“Then go to her place, or go to the hospital. Since when don’t you fight for what you want?”
I shook my head and watched the barman as he poured tequila shots for us. He pushed salt and a plate of lemon wedges in our direction, but Ted and I threw back the shots without doing the routine. Salt and lemon was for pussies.
I relished in the burn as I swallowed down the tequila, warmth rushing through my veins. My head felt lighter, and the bar spun slowly around me. I was getting drunk.
Thank fuck. I didn’t want to be sober.
Ted and I were sitting in a bar we’d never been to before. I hadn’t even read the name when I walked in. I didn’t want to be at the Cavaliers HQ. I didn’t want to face the men who knew about Rebecca. I didn’t want to face the rest of them, who Brad must have been talking to about this. I wasn’t in the mood for anyone. I just wanted to drink myself into a stupor and forget.
So far, only half of my plan had worked. I was getting drunk, but it was harder to get around to the forgetting part.

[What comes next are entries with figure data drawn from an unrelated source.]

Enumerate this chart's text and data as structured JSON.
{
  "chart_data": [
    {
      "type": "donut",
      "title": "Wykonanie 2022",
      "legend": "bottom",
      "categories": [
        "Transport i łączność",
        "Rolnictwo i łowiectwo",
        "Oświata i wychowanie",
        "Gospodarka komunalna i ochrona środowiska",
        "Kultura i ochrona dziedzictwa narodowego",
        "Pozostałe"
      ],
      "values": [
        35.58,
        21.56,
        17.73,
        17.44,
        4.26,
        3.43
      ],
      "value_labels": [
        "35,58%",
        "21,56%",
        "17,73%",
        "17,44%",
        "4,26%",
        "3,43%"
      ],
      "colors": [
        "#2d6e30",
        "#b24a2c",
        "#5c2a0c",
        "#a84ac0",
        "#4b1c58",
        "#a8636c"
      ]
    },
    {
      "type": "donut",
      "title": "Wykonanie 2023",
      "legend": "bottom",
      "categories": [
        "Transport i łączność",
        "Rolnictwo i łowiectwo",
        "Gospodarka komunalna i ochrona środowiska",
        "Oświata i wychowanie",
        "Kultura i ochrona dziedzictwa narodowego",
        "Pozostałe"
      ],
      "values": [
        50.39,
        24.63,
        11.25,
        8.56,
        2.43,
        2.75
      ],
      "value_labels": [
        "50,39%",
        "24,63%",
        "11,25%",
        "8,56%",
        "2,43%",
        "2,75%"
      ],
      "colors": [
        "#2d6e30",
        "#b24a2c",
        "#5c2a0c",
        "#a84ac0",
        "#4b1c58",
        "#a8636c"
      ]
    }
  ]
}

I grabbed my whiskey and threw it back. I took the bottle the bartender had brought us after I’d asked for my fourth refill and filled the glass to the top.
Ted raised his eyebrows. “Full glass, huh?”
“Fuck throwing in only two or three fingers. I need more than that, and it just means I’ll have to pour twice as much.”
Ted shrugged. “There’s always been a method to your madness.”
I rolled my eyes and set the bottle down before I sipped.
“I’m not going to show up at her home or her place of work like a creep,” I said. “I’ll respect her if she wants nothing to do with me, no matter how much it fucking hurts. Being childish about this isn’t going to fix anything.”
“Noble of you,” Ted said.
“What’s that supposed to mean?”
“Hey, don’t pick a fight with me because you’re in a shit mood,” Ted snapped. “I’m saying it’s noble of you. You don’t have to be touchy with me. I’m still here, asshole.”
He was right.
“Sorry.”
Ted was the one guy I’d been able to lean on through all of this, and since I’d met him and we’d become fast friends twenty years ago, he’d been there for me. Even when he didn’t agree with me, even when he didn’t have to care about my life if he didn’t want to. He had no worries at all, and taking mine on was nice of him, it wasn’t obligatory.
“It’s fine, man,” Ted said. “I know you’re hurting. I know you lost her, and that’s fucking horrible. I get you.”
I nodded and looked into the amber liquid in my glass as if it could give me the answers to all my problems, like a liquid crystal ball that would fix my life.
When no answers came, I drank the whiskey.
“Do you want to know what pisses me off more than the fact that she’s not talking to me?” I asked.
“Tell me.”
“Everyone being so entitled, making it sound like they have any kind of say in the choices I make. Brad is my son. He’ll inherit the company one day, but that’s the only right he has. Everything else I do for him, and everything else I share with him, is because I care. I care about him, so I help him and do shit for him. It’s like that with Catherine, too. She’s not a part of my life, and I stopped being obligated to do anything for her after she remarried and Brad turned twenty-one, but I care about her, so I do shit for her because it’s who I am. I do shit for everyone. After all that, when I finally do something for myself, I have everyone shitting on me for it. I deserve to be happy!”
“You do deserve to be happy,” Ted agreed. “I haven’t seen you as happy as you were with Rebecca in all the years we’ve been friends, and that’s saying something. That’s why I think you should make a point of going to see her. Go to her workplace or her apartment and talk to her about what’s going on. It’s not being a stalker. You just want to know where you stand, as is your right.”
I sighed heavily. Was Ted right? Maybe. I deserved to know what was going on between me and Rebecca, if nothing else.
It just didn’t feel so simple. It felt like I would be pushing too hard when she’d already stated her point.
Not only was Brad pissed at me and not talking to me, but neither was Rebecca. I’d lost Brad for her, and I’d lost her.
I’d lost everyone that was important to me.
I poured myself more whiskey and drank it. I kept drinking until the bottle was empty, and it felt like my veins only had alcohol in them—it had replaced the blood completely. Ted kept up with me, but he drank beers rather than whiskey, and by the time the world tilted on its axis and he had to peel me off the floor, he was still in his right mind and able to get me in a cab to go home.